Hal senada turut disampaikan Kejari Mataram Ketut Sumadana yang mengatakan bahwa SPDP untuk kasus dua WNA tersebut tidak pernah masuk ke kantornya.
"Untuk kasus dua WNA ini, sampai sekarang kita tidak pernah terima SPDP-nya, tiba-tiba sudah muncul berita penangkapan," kata Sumadana.
Pernyataan tambahan muncul dari keterangan Ainudin, Kuasa Hukum dua WNA yang turut diperiksa penyidik KPK sebagai saksi. Ketika ditemui Antara di jam istirahat pemeriksaannya di lantai dua Gedung Ditreskrimsus Polda NTB, Ainudin mengaku hanya beberapa kali mendampingi kliennya menghadap imigrasi.
"Selama saya dampingi, tidak pernah saya lihat SPDP, hanya diberitahukan secara lisan saja, hak-hak klien saya selama berada di Indonesia juga tidak diberitahukan," kata Ainudin.
Meskipun secara resmi Ainudin berperan sebagai kuasa hukum keduanya, namun dia mengaku banyak tidak mengetahui progres penanganan perkara kliennya hingga menimbulkan persoalan suap tersebut.

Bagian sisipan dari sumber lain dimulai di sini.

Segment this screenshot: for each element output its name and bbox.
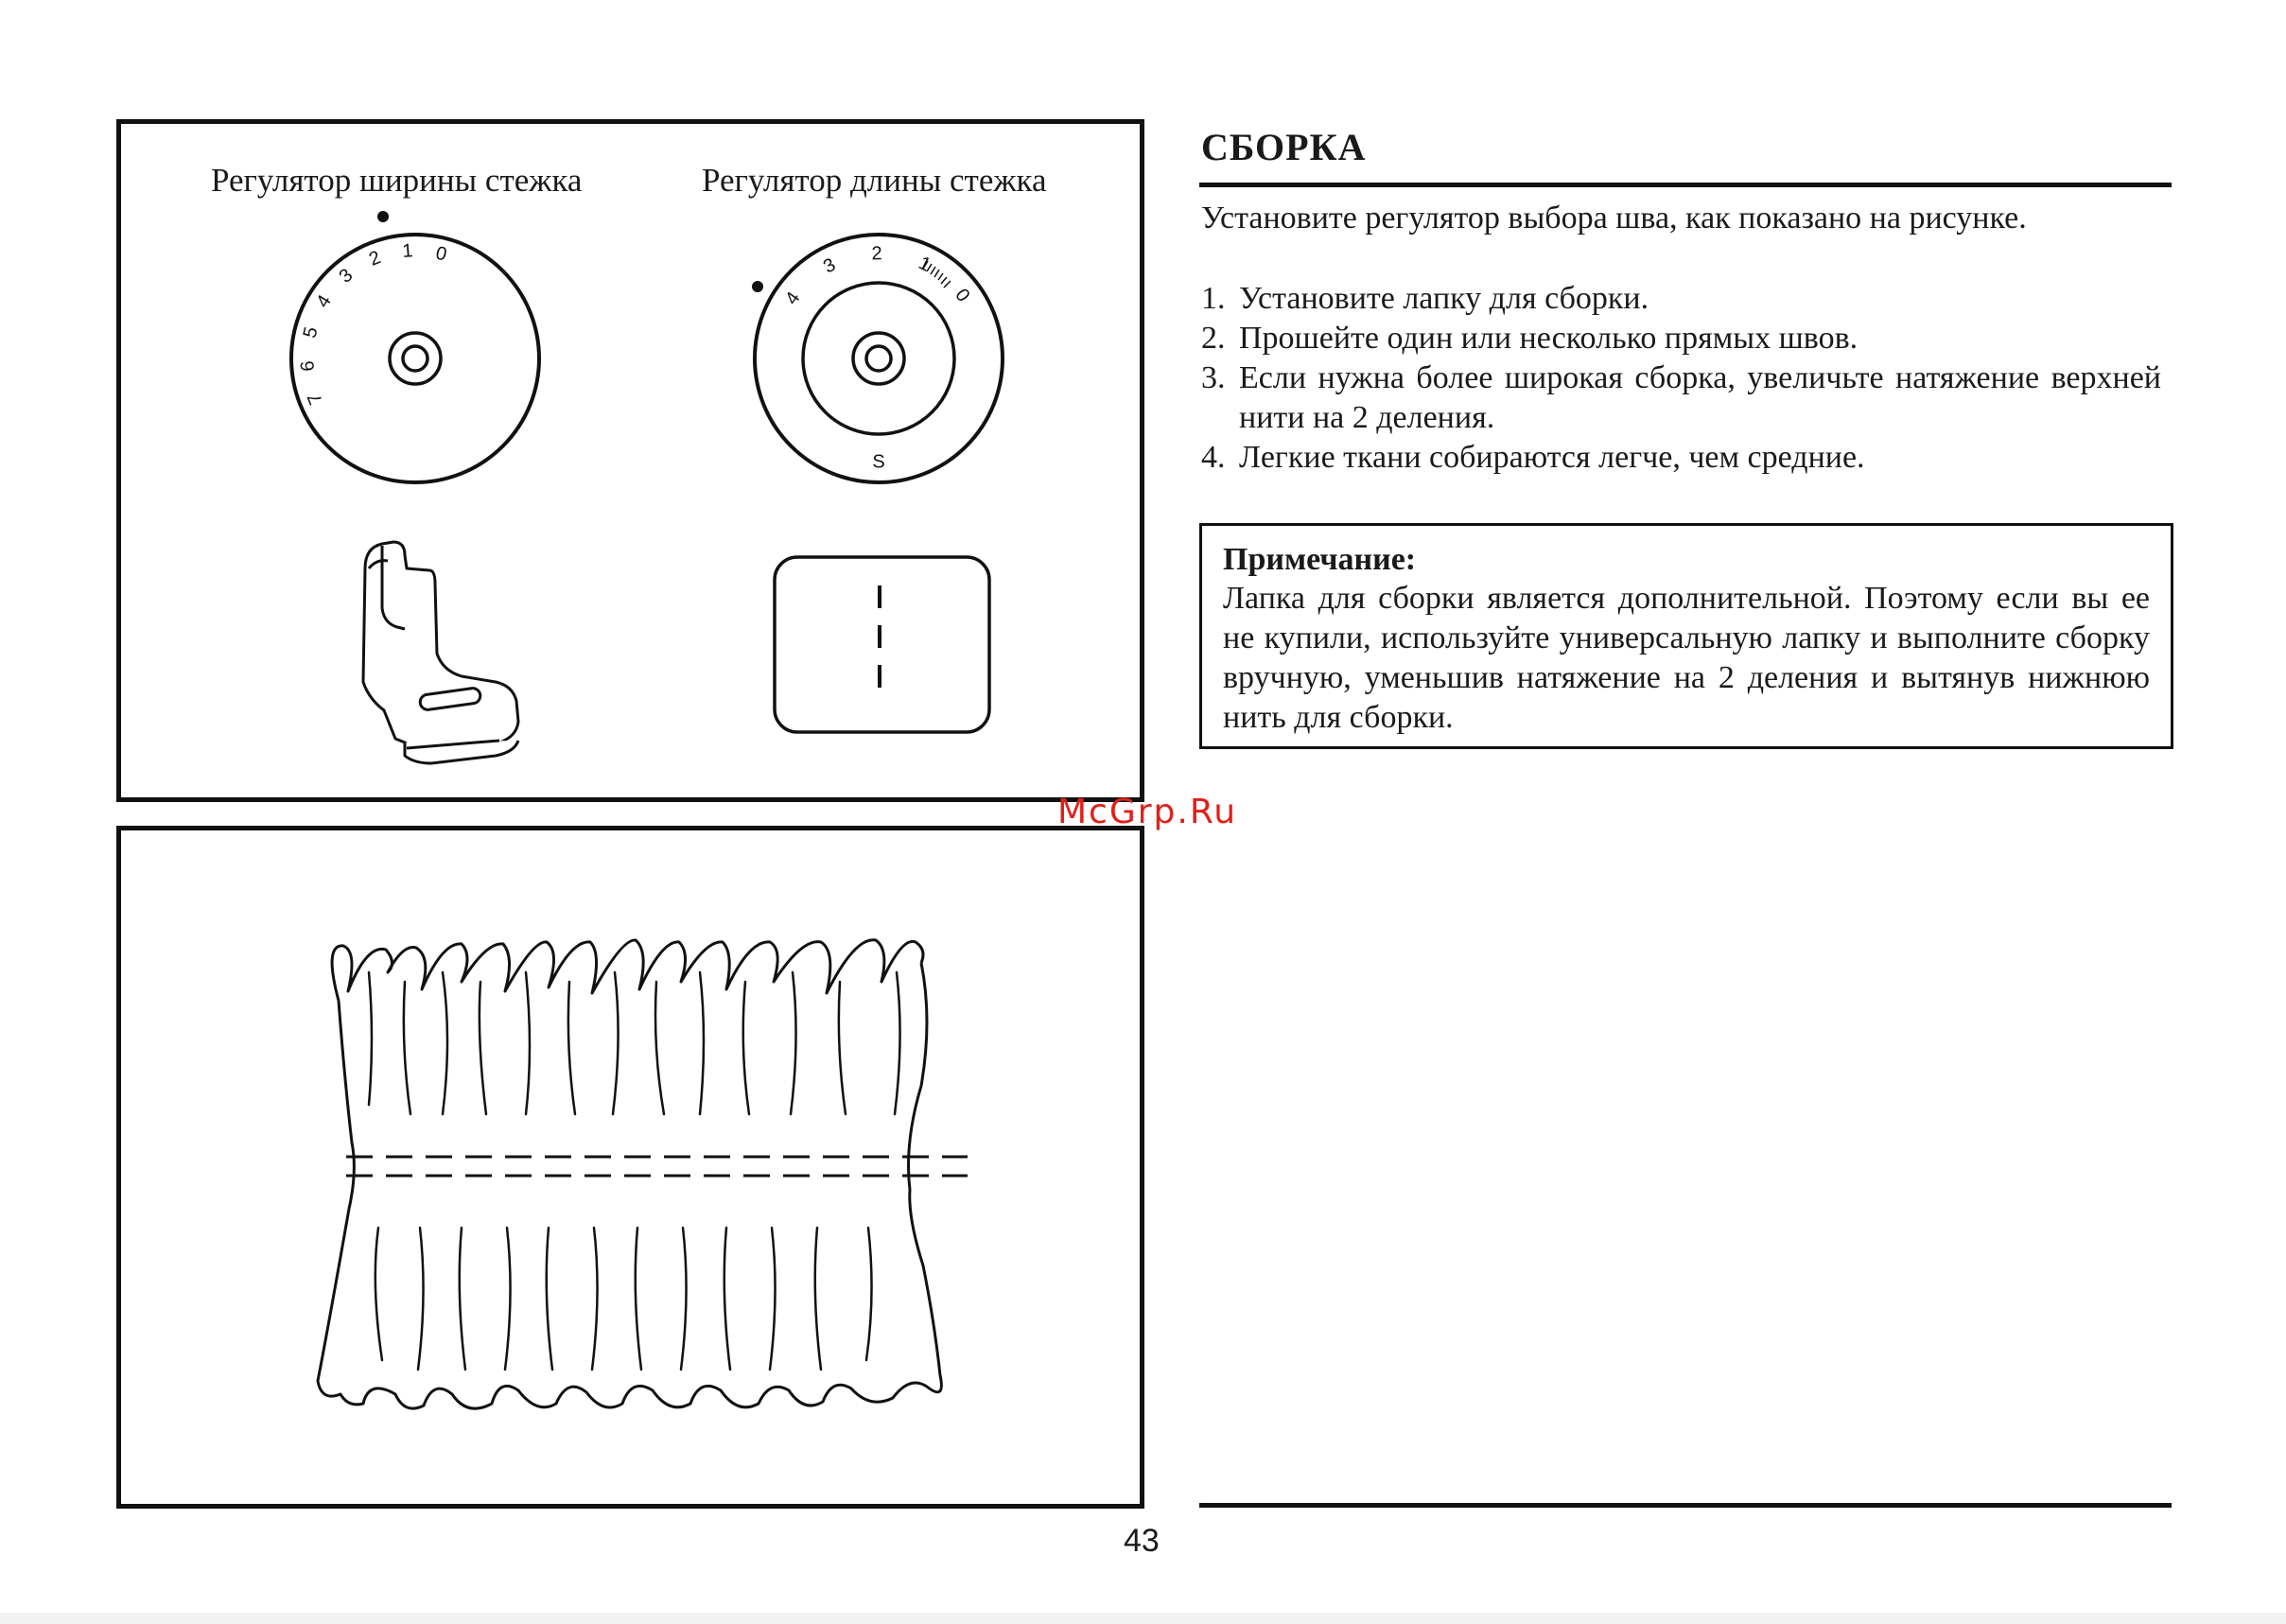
step-number: 4.: [1201, 440, 1226, 475]
width-indicator-dot: [377, 211, 389, 222]
step-number: 2.: [1201, 321, 1226, 356]
width-dial-mark: 4: [312, 291, 336, 311]
length-dial-mark: S: [872, 451, 884, 472]
step-text: Прошейте один или несколько прямых швов.: [1239, 321, 1858, 356]
step-item: 1. Установите лапку для сборки.: [1201, 279, 2161, 319]
width-dial-mark: 3: [336, 265, 358, 288]
length-dial-label: Регулятор длины стежка: [702, 162, 1047, 199]
fabric-outline: [316, 938, 943, 1410]
gathered-fabric-drawing: [316, 938, 968, 1410]
width-dial-label: Регулятор ширины стежка: [211, 162, 583, 199]
stitch-length-dial: [752, 233, 1004, 484]
length-dial-mark: 0: [951, 285, 973, 306]
note-text: Лапка для сборки является дополнительной…: [1223, 581, 2150, 735]
width-dial-mark: 6: [297, 360, 319, 373]
length-dial-mark: 3: [820, 254, 839, 278]
section-title: СБОРКА: [1201, 126, 1367, 168]
gathering-stitch-lines: [346, 1155, 968, 1178]
width-dial-mark: 0: [433, 243, 448, 266]
width-dial-mark: 1: [402, 240, 414, 262]
length-dial-hub-inner: [864, 344, 893, 373]
step-item: 3. Если нужна более широкая сборка, увели…: [1201, 358, 2161, 438]
title-divider: [1199, 183, 2172, 187]
length-dial-hub-outer: [851, 331, 906, 386]
length-dial-mark: 4: [781, 288, 804, 309]
step-item: 2. Прошейте один или несколько прямых шво…: [1201, 319, 2161, 358]
instruction-steps: 1. Установите лапку для сборки. 2. Прошейт…: [1201, 279, 2161, 478]
page-edge: [0, 1613, 2286, 1624]
watermark: McGrp.Ru: [1057, 793, 1238, 831]
length-dial-mark: 2: [871, 243, 882, 264]
length-dial-rim: [753, 233, 1004, 484]
width-dial-mark: 2: [366, 247, 384, 271]
step-item: 4. Легкие ткани собираются легче, чем сре…: [1201, 438, 2161, 478]
width-dial-rim: [289, 233, 541, 484]
intro-text: Установите регулятор выбора шва, как пок…: [1201, 201, 2027, 236]
width-dial-hub-outer: [388, 331, 443, 386]
length-indicator-dot: [752, 281, 763, 292]
width-dial-mark: 5: [300, 324, 323, 340]
page-number: 43: [1124, 1523, 1160, 1559]
fabric-fold-lines: [367, 970, 901, 1371]
step-text: Установите лапку для сборки.: [1239, 281, 1649, 316]
stitch-pattern-window: [773, 555, 991, 734]
step-number: 3.: [1201, 360, 1226, 395]
width-dial-mark: 7: [304, 390, 327, 408]
fine-scale-ticks: [922, 260, 951, 288]
gathering-foot-icon: [361, 540, 520, 765]
length-dial-ring: [801, 281, 956, 436]
note-box: Примечание: Лапка для сборки является до…: [1199, 523, 2173, 749]
note-title: Примечание:: [1223, 542, 1417, 577]
step-text: Если нужна более широкая сборка, увеличь…: [1239, 360, 2161, 435]
width-dial-hub-inner: [401, 344, 429, 373]
step-text: Легкие ткани собираются легче, чем средн…: [1239, 440, 1865, 475]
gathered-fabric-figure: [116, 826, 1144, 1509]
stitch-width-dial: [289, 211, 541, 484]
step-number: 1.: [1201, 281, 1226, 316]
bottom-divider: [1199, 1503, 2172, 1508]
dial-settings-figure: Регулятор ширины стежка Регулятор длины …: [116, 119, 1144, 802]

Karena itu, dia pun menduga pihak imigrasi kerap bertemu dengan kedua kliennya dan manajemen Wyndham Sundancer Lombok Resort secara langsung, tanpa sepengetahuannya sebagai kuasa hukum.
"Jadi setelah persoalan ini muncul, baru saya tahu kalau imigrasi pernah beberapa kali bertemu dengan klien saya dan juga pihak hotel, itu tanpa saya," ucapnya.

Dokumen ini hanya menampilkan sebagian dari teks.